“Classical Planning Algorithms on the Atari Video Games”, Nir Lipovetzky, Miquel Ramirez, Hector Geffner2015-07 ()⁠:

The Atari 2600 games supported in the Arcade Learning Environment [Bellemare et al 2013] all feature a known initial (RAM) state and actions that have deterministic effects. Classical planners, however, cannot be used off-the-shelf as there is no compact PDDL-model of the games, and action effects and goals are not known a priori. Indeed, there are no explicit goals, and the planner must select actions on-line while interacting with a simulator that returns successor states and rewards.

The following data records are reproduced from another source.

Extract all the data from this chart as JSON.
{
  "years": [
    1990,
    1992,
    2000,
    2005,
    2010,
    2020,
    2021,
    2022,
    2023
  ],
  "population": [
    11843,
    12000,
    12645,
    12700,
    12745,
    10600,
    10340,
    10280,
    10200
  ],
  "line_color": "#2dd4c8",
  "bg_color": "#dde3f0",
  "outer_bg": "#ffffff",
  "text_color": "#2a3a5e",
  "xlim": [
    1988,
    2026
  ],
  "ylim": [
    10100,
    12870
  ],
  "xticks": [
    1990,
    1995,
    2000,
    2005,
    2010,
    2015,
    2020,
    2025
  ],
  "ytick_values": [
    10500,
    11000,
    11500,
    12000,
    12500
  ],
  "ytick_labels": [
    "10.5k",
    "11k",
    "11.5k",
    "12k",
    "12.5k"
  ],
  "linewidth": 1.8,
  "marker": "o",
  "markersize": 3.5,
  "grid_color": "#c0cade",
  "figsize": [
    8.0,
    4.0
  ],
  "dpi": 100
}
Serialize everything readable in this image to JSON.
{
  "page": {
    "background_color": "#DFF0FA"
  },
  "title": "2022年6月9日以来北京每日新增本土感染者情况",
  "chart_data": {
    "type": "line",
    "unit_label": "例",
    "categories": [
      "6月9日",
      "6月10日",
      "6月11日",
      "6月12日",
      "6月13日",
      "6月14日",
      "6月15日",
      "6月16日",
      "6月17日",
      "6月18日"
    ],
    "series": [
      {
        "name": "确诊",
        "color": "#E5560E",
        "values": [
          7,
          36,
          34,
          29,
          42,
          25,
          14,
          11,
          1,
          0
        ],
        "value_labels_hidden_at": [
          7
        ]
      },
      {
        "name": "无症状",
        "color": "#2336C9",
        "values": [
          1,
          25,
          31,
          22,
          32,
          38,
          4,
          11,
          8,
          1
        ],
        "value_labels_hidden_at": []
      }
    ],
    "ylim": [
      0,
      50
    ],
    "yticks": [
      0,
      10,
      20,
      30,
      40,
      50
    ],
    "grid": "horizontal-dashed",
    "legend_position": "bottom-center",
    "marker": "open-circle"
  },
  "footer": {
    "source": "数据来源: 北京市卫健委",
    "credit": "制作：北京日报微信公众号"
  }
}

None of this precludes the use of blind lookahead algorithms for action selection like breadth-first search or Dijkstra’s method yet such methods are not effective over large state spaces.

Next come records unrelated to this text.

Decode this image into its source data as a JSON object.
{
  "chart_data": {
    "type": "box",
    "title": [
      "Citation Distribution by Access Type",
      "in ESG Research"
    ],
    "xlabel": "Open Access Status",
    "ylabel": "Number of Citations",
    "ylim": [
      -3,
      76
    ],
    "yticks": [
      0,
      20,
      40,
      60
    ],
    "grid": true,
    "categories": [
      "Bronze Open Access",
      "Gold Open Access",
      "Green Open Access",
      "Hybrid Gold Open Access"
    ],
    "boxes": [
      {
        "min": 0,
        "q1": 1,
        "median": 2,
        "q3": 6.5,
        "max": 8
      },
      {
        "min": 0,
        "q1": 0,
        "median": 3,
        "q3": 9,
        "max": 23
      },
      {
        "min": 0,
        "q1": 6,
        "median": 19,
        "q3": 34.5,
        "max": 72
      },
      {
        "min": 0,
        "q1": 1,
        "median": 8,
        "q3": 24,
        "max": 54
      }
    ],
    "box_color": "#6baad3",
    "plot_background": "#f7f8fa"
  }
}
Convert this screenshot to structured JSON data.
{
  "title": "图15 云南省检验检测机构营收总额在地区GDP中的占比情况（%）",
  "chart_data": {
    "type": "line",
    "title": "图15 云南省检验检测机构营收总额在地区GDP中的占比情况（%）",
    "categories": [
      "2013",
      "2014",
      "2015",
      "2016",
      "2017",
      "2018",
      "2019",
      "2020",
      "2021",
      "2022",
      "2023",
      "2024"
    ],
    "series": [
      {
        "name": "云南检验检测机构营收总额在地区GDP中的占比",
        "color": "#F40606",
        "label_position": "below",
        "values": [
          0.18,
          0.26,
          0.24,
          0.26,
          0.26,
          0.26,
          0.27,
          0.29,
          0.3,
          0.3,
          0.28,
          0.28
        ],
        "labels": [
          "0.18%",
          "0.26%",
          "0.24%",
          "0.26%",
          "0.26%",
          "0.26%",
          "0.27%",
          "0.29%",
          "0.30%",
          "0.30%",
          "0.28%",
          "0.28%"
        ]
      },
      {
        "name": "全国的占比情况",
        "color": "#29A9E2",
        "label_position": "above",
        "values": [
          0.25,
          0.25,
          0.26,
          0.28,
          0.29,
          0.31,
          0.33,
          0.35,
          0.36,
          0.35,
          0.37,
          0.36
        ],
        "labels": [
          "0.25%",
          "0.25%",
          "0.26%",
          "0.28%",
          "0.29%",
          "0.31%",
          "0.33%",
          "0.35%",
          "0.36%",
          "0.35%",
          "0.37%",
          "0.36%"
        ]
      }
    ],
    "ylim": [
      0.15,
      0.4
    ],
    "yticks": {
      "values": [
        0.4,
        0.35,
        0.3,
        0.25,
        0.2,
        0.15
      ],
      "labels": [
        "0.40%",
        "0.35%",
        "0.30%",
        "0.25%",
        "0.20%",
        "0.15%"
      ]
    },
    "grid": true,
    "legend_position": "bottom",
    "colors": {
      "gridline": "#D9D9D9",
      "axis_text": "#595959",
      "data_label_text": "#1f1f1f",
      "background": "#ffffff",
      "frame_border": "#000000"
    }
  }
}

We thus turn to a different class of classical planning algorithms introduced recently that perform a structured exploration of the state space; namely, like breadth-first search and Dijkstra’s algorithm they are “blind” and hence do not require prior knowledge of state transitions, costs (rewards) or goals, and yet, like heuristic search algorithms, they have been shown to be effective for solving problems over huge state spaces.

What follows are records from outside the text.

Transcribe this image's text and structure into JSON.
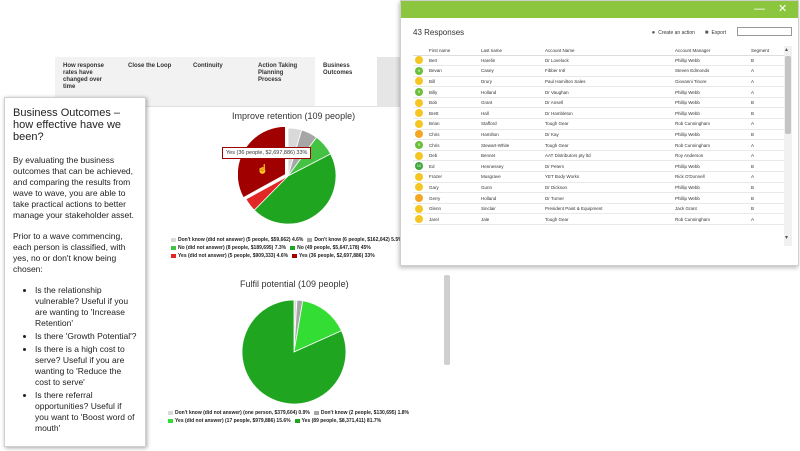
{
  "tabs": [
    {
      "label": "How response rates have changed over time"
    },
    {
      "label": "Close the Loop"
    },
    {
      "label": "Continuity"
    },
    {
      "label": "Action Taking Planning Process"
    },
    {
      "label": "Business Outcomes"
    }
  ],
  "charts": [
    {
      "title": "Improve retention (109 people)",
      "tooltip": "Yes (36 people, $2,697,886) 33%",
      "legend": [
        {
          "label": "Don't know (did not answer) (5 people, $59,662) 4.6%",
          "color": "#d9d9d9"
        },
        {
          "label": "Don't know (6 people, $162,042) 5.5%",
          "color": "#a6a6a6"
        },
        {
          "label": "No (did not answer) (8 people, $189,695) 7.3%",
          "color": "#44c244"
        },
        {
          "label": "No (49 people, $5,647,178) 45%",
          "color": "#1fa51f"
        },
        {
          "label": "Yes (did not answer) (5 people, $909,333) 4.6%",
          "color": "#e22727"
        },
        {
          "label": "Yes (36 people, $2,697,886) 33%",
          "color": "#a00000"
        }
      ]
    },
    {
      "title": "Fulfil potential (109 people)",
      "legend": [
        {
          "label": "Don't know (did not answer) (one person, $379,604) 0.9%",
          "color": "#d9d9d9"
        },
        {
          "label": "Don't know (2 people, $130,695) 1.8%",
          "color": "#a6a6a6"
        },
        {
          "label": "Yes (did not answer) (17 people, $979,886) 15.6%",
          "color": "#33dd33"
        },
        {
          "label": "Yes (89 people, $8,371,411) 81.7%",
          "color": "#1fa51f"
        }
      ]
    }
  ],
  "chart_data": [
    {
      "type": "pie",
      "title": "Improve retention (109 people)",
      "categories": [
        "Don't know (did not answer)",
        "Don't know",
        "No (did not answer)",
        "No",
        "Yes (did not answer)",
        "Yes"
      ],
      "values": [
        4.6,
        5.5,
        7.3,
        45,
        4.6,
        33
      ],
      "people": [
        5,
        6,
        8,
        49,
        5,
        36
      ],
      "amounts": [
        "$59,662",
        "$162,042",
        "$189,695",
        "$5,647,178",
        "$909,333",
        "$2,697,886"
      ]
    },
    {
      "type": "pie",
      "title": "Fulfil potential (109 people)",
      "categories": [
        "Don't know (did not answer)",
        "Don't know",
        "Yes (did not answer)",
        "Yes"
      ],
      "values": [
        0.9,
        1.8,
        15.6,
        81.7
      ],
      "people": [
        1,
        2,
        17,
        89
      ],
      "amounts": [
        "$379,604",
        "$130,695",
        "$979,886",
        "$8,371,411"
      ]
    }
  ],
  "info": {
    "title": "Business Outcomes – how effective have we been?",
    "p1": "By evaluating the business outcomes that can be achieved, and comparing the results from wave to wave, you are able to take practical actions to better manage your stakeholder asset.",
    "p2": "Prior to a wave commencing, each person is classified, with yes, no or don't know being chosen:",
    "bullets": [
      "Is the relationship vulnerable? Useful if you are wanting to 'Increase Retention'",
      "Is there 'Growth Potential'?",
      "Is there is a high cost to serve? Useful if you are wanting to 'Reduce the cost to serve'",
      "Is there referral opportunities? Useful if you want to 'Boost word of mouth'"
    ]
  },
  "responses": {
    "count_label": "43 Responses",
    "create_action": "Create an action",
    "export": "Export",
    "search_value": "",
    "columns": [
      "",
      "First name",
      "Last name",
      "Account Name",
      "Account Manager",
      "Segment"
    ],
    "rows": [
      {
        "score": "",
        "color": "#f5c623",
        "first": "Bert",
        "last": "Harelin",
        "account": "Dr Lovelock",
        "manager": "Phillip Webb",
        "segment": "B"
      },
      {
        "score": "9",
        "color": "#6cbf3a",
        "first": "Bevan",
        "last": "Casey",
        "account": "Fibber Intl",
        "manager": "Steven Edmonds",
        "segment": "A"
      },
      {
        "score": "",
        "color": "#f5c623",
        "first": "Bill",
        "last": "Drury",
        "account": "Paul Hamilton Sales",
        "manager": "Giovanni Tinore",
        "segment": "A"
      },
      {
        "score": "9",
        "color": "#6cbf3a",
        "first": "Billy",
        "last": "Holland",
        "account": "Dr Vaughan",
        "manager": "Phillip Webb",
        "segment": "A"
      },
      {
        "score": "",
        "color": "#f5c623",
        "first": "Bob",
        "last": "Grant",
        "account": "Dr Ansell",
        "manager": "Phillip Webb",
        "segment": "B"
      },
      {
        "score": "",
        "color": "#f5c623",
        "first": "Brett",
        "last": "Hall",
        "account": "Dr Hambleton",
        "manager": "Phillip Webb",
        "segment": "B"
      },
      {
        "score": "",
        "color": "#f5c623",
        "first": "Brian",
        "last": "Stafford",
        "account": "Tough Gear",
        "manager": "Rob Cunningham",
        "segment": "A"
      },
      {
        "score": "",
        "color": "#f5a623",
        "first": "Chris",
        "last": "Hamilton",
        "account": "Dr Kay",
        "manager": "Phillip Webb",
        "segment": "B"
      },
      {
        "score": "9",
        "color": "#6cbf3a",
        "first": "Chris",
        "last": "Stewart-White",
        "account": "Tough Gear",
        "manager": "Rob Cunningham",
        "segment": "A"
      },
      {
        "score": "",
        "color": "#f5c623",
        "first": "Deb",
        "last": "Bennet",
        "account": "AAT Distributors pty ltd",
        "manager": "Roy Anderson",
        "segment": "A"
      },
      {
        "score": "10",
        "color": "#3ea63a",
        "first": "Ed",
        "last": "Hennessey",
        "account": "Dr Peters",
        "manager": "Phillip Webb",
        "segment": "B"
      },
      {
        "score": "",
        "color": "#f5c623",
        "first": "Frazer",
        "last": "Musgrave",
        "account": "YET Body Works",
        "manager": "Rick O'Donnell",
        "segment": "A"
      },
      {
        "score": "",
        "color": "#f5c623",
        "first": "Gary",
        "last": "Gunn",
        "account": "Dr Dickson",
        "manager": "Phillip Webb",
        "segment": "B"
      },
      {
        "score": "",
        "color": "#f5a623",
        "first": "Gerry",
        "last": "Holland",
        "account": "Dr Turner",
        "manager": "Phillip Webb",
        "segment": "B"
      },
      {
        "score": "",
        "color": "#f5c623",
        "first": "Glenn",
        "last": "Sinclair",
        "account": "President Paint & Equipment",
        "manager": "Jack Grant",
        "segment": "B"
      },
      {
        "score": "",
        "color": "#f5c623",
        "first": "Jarel",
        "last": "Jale",
        "account": "Tough Gear",
        "manager": "Rob Cunningham",
        "segment": "A"
      }
    ]
  }
}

The simplest such algorithm, called Iterated Width (IW), consists of a sequence of calls IW(1), IW(2), …, IW(k) where IW(i) is a breadth-first search in which a state is pruned when it is not the first state in the search to make true some subset of i atoms.

The empirical results over 54 ALE games suggest that the performance of IW with the k parameter fixed to 1, i.e. IW(1), is at the level of the state-of-the-art represented by UCT.

A simple best-first variation of IW that combines exploration and exploitation proves to be very competitive as well.